第12話 Eight Miles High

「してみると奴隷商人たちというのは、それなりに大きな組織ということか。少し厄介だな」


 薫子先輩はそう言ってコーヒーを一口すすると、視線を斜め上の虚空へさまよわせた。


「ノゾミ。君はその受信内容を聴いたかね? どんなことを伝えていたか、覚えているかな?」


「えーと」


 ノゾミはちょっと首をかしげると、何かを指折り数えるしぐさとともに再び話し出した。


 ――関東圏内のいくつかの大きな集団が開く「イチ」の日取りと場所、危険生物の出没情報、伝染うつる病気の発生と流行について……


「ふうむ。なかなか有益な情報を配信しているようだ。情報の鮮度がどれだけの物かはわからんが……」


 先輩がそんな所感を述べるあいだにも、ノゾミはなおも「ジュシンキ」の情報について話し続けていた。

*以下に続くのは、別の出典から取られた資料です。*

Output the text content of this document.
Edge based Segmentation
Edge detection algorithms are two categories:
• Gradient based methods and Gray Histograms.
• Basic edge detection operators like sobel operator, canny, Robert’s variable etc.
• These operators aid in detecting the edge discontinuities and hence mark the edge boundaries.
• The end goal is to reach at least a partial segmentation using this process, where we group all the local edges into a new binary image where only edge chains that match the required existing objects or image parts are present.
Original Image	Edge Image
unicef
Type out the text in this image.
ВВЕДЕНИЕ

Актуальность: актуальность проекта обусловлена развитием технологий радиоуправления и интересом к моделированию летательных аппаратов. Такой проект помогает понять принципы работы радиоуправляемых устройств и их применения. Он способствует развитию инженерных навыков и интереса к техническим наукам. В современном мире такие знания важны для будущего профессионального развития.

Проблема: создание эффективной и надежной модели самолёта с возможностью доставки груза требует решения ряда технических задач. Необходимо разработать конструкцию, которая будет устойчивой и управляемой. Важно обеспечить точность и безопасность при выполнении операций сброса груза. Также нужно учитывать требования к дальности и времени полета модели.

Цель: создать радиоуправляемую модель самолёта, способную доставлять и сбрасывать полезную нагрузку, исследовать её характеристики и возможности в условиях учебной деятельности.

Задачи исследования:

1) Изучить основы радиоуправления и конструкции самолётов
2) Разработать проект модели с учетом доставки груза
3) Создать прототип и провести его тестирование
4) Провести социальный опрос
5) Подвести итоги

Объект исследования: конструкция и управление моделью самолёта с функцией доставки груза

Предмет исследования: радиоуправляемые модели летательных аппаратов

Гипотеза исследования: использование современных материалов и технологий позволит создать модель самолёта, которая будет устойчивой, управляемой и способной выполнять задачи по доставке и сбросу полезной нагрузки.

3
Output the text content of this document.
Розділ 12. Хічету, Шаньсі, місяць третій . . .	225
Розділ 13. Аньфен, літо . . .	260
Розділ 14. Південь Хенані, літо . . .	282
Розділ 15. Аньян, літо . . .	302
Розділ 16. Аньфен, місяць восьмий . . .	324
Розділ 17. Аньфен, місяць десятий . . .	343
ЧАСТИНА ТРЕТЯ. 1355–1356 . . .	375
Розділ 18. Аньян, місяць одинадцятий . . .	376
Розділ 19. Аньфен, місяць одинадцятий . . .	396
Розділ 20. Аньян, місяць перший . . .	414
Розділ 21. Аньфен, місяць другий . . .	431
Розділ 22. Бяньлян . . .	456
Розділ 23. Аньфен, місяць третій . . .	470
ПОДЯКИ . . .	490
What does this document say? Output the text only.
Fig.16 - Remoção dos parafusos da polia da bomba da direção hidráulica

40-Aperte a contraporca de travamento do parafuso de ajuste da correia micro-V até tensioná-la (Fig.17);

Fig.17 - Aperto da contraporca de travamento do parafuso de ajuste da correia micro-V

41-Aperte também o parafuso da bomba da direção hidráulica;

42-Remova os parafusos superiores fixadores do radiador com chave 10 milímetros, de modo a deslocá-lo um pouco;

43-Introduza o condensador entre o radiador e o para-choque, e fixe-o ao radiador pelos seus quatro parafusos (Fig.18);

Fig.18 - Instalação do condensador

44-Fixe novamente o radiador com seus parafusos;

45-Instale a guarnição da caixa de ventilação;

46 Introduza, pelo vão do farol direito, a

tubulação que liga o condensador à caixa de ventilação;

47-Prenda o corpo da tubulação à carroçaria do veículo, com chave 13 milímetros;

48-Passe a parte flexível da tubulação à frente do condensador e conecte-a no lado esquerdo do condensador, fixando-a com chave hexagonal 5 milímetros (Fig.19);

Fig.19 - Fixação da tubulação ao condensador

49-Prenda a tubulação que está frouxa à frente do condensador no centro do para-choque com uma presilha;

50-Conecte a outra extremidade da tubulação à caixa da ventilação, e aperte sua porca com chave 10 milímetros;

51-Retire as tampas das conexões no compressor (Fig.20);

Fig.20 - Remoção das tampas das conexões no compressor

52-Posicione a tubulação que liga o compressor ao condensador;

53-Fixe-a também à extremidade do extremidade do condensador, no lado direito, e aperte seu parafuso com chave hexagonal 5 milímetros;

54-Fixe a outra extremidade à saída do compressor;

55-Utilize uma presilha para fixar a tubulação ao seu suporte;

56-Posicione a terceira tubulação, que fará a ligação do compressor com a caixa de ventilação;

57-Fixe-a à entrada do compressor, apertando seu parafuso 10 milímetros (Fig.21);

 ――それと、あいつら毎朝、変な鳥の声の様な音をありがたそうに聞いていた。


「鳥の声? ラジオから?」


 ノゾミ自身も訝し気な顔でそれにうなずく。


「不可解だ……なにか重要な意味があるのかは分からんが、こちらもその通信というか、放送には触れてみる必要がありそうだ。高井戸君、あとでちょっと手伝ってくれたまえ。保管庫に災害対策用のラジオ受信機が何個か、ストックしてあったように思う」


「了解です、よろこんで!!」


 先輩の手伝いでお役に立てるなら何だって。


 薫子先輩は危険生物についてもノゾミにさらに詳しく聞いた。ネズミや野犬、カラスといった在来の害獣以外にも、僕たちの知らない大型の生物が何種類か、荒廃した関東平野を闊歩しているらしい。


 一つ、「オオカミモドキ」


 毛色や体型はまちまちだが、いずれも凶暴で通常の野犬よりはるかに大きな体躯を持つ、イヌ科の動物。三頭から七頭くらいの小規模な群れ単位で行動し、餓えていれば人間を襲うこともある。


 一つ、「エドエックス」


 怪物めいた大きさの、毛の長いイノシシめいた生き物。雑食性で防備の不十分な耕地がしばしば食害を受ける。美味な肉が大量に手に入るため、武器や人数など条件の整った集団であれば、逆に狩の獲物として好適とされることもある。


 こちらについては比較的その正体が分かっていて、かつて食用のブランド豚として品種改良、飼育されていたものが、施設の崩壊とともに逃げ出して野生化してしまったものらしい。

 よく知られていたことだが、豚は飼育下の環境を離れると形態が先祖がえりを起こして、イノシシそっくりになってしまうのだ。


 耕地の話が出たついでに、先輩はノゾミに現在の農業についても訊いていた。


 稲作は廃れてしまったらしい。少なくとも、水田について尋ねてもノゾミがきょとんとした顔をしていたことから、水稲は壊滅したと推測された。


「ご飯が……」


「ご飯、ないんですか……」


 僕たちは顔を見合わせてうめいた。


「脱穀してない種もみも保存しておくべきだったか……」



 現在の主流の作物は、荒れ地に播きっぱなしでもそこそこの収穫が見込める「ネコネコ麦」と呼ばれる穀物だそうだ。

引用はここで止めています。